NEW YORK — Even as trade tensions are mounting between the United States and China, the importance of Chinese moviegoers to Hollywood has never been more apparent.
Global moviegoing reached a record high of $40.6 billion in 2017 despite a downturn in audiences at U.S. and Canada theaters, the Motion Picture Association of America said Wednesday in its annual report. That was despite the lowest attendance at domestic theaters in 22 years.
Instead, the growth was largely propelled by China, which accounted for $7.9 billion in ticket sales in 2017. That fueled a 7 percent increase in the overseas box office. U.S. and Canada ticket sales by comparison totaled $11.1 billion, down 2 percent. If not for a 4 percent increase in the average ticket price to $8.97, the drop would have been worse.
But after briefly stalling in 2016, the needle is going the other direction in China.
“The Chinese film market is going to be the largest film market in short order,” said Charles H. Rivkin, the former assistant secretary of state who in January took over for Christopher Dodd as MPAA chairman. “They’re building about 25 screens a day.”
The shift has in many ways already begun. For the first time, the Chinese movie market overtook North America in the first quarter of 2018. Several big-budget Hollywood productions, including Steven Spielberg’s “Ready Player One,” ”Pacific Rim: Uprising” and “Tomb Raider,” debuted bigger in China than in the U.S. and Canada.
The growing importance of Chinese movie theaters to Hollywood comes at a sensitive time for relations between the two countries. In response to moves by the Trump administration, China on Wednesday unveiled proposed tariffs on numerous American products, rocking the stock market and stoking fears of a larger trade war.
Restrictions on film imports to China are already considerable for Hollywood; the country caps foreign films at 34 per year. The Office of the United States Trade Representatives is currently negotiating to lessen those terms. “We remain hopeful,” said Rivkin of the negotiations.
While pessimism often abounds about the future of the theatrical business in North America, due in part to digital upstarts like Netflix, Amazon and Apple, the MPAA sought to paint a more optimistic picture. John Fithian, president and chief executive of the National Association of Theatre Owners, attributed any year-to-year ups and downs to the quality of the releases.
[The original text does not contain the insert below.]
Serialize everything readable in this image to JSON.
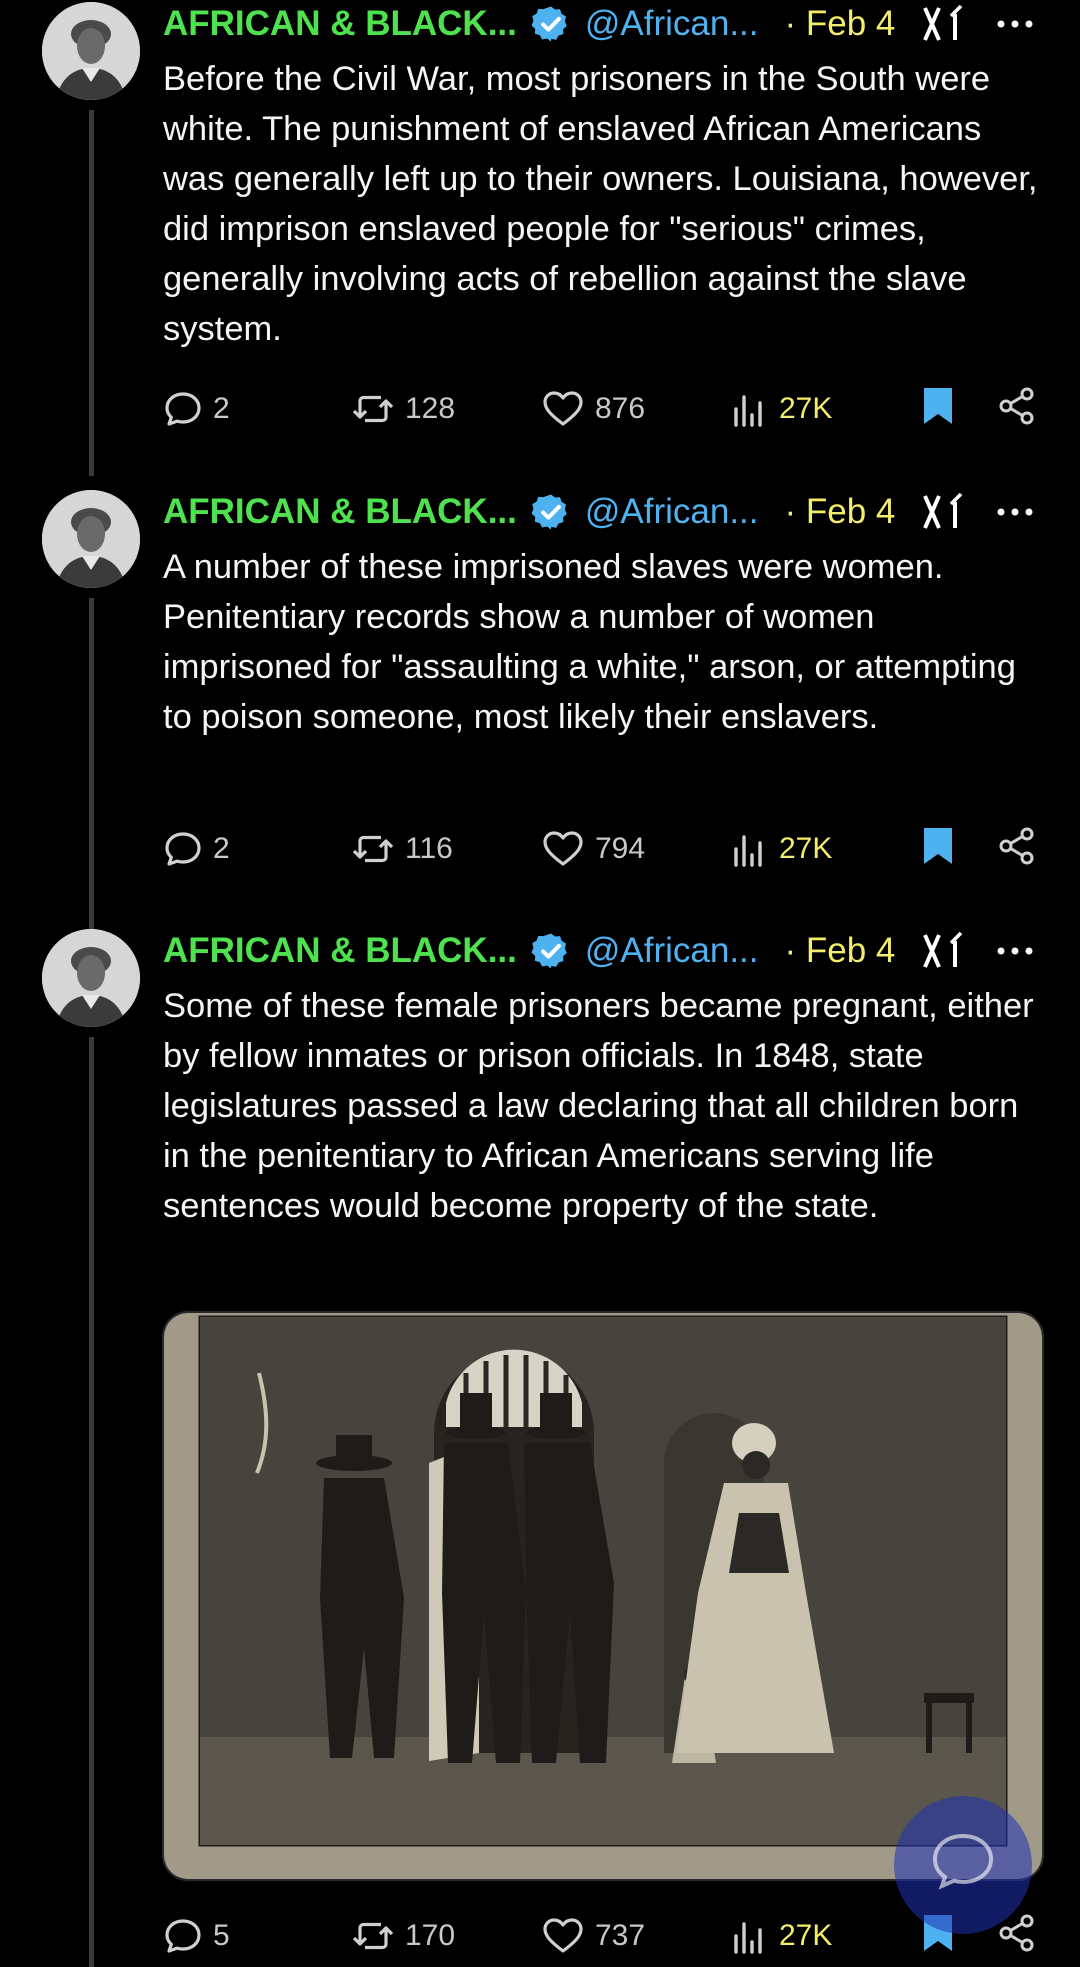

Among the statistics trotted out by the report: more than three-quarters of the U.S. and Canada population — 263 million people — went to movie theaters at least once in 2017. The gender split of audiences was exactly 50-50.
For the first time, the report expanded to include home entertainment revenue. And despite the cratering of the DVD market in recent years, global home entertainment grosses have increased the last two years, thanks to rising digital sales: $32.1 billion in 2017, up from $24.5 billion in 2016. Those totals, however, include subscription streaming services, which many consider a threat to theaters.
Frequent moviegoers aged 18 to 24 also appeared to decrease after a bump last year. The MPAA earlier reported 7.2 million such moviegoers in 2016. In 2017, it was 5.2 million. The MPAA attributed the difference to a change in research methodology, shifting from phone surveys to online ones.
Despite being among the most overlooked demographics in the movies themselves, Latinos made up 24 percent of frequent moviegoers in 2017, despite accounting for 18 percent of the population.
But one of the brightest new markets for the MPAA is Saudi Arabia. On Wednesday, AMC said it would open the country’s first movie theater.
“We think it could be a very big market,” said Fithian. “Some have estimated that the market will hit $1 billion within a few years. If you see the pace of development that’s being described, I think you’ll see how that’s possible.”
“It’s literally as fast as we can build them and they will come,” said Fithian.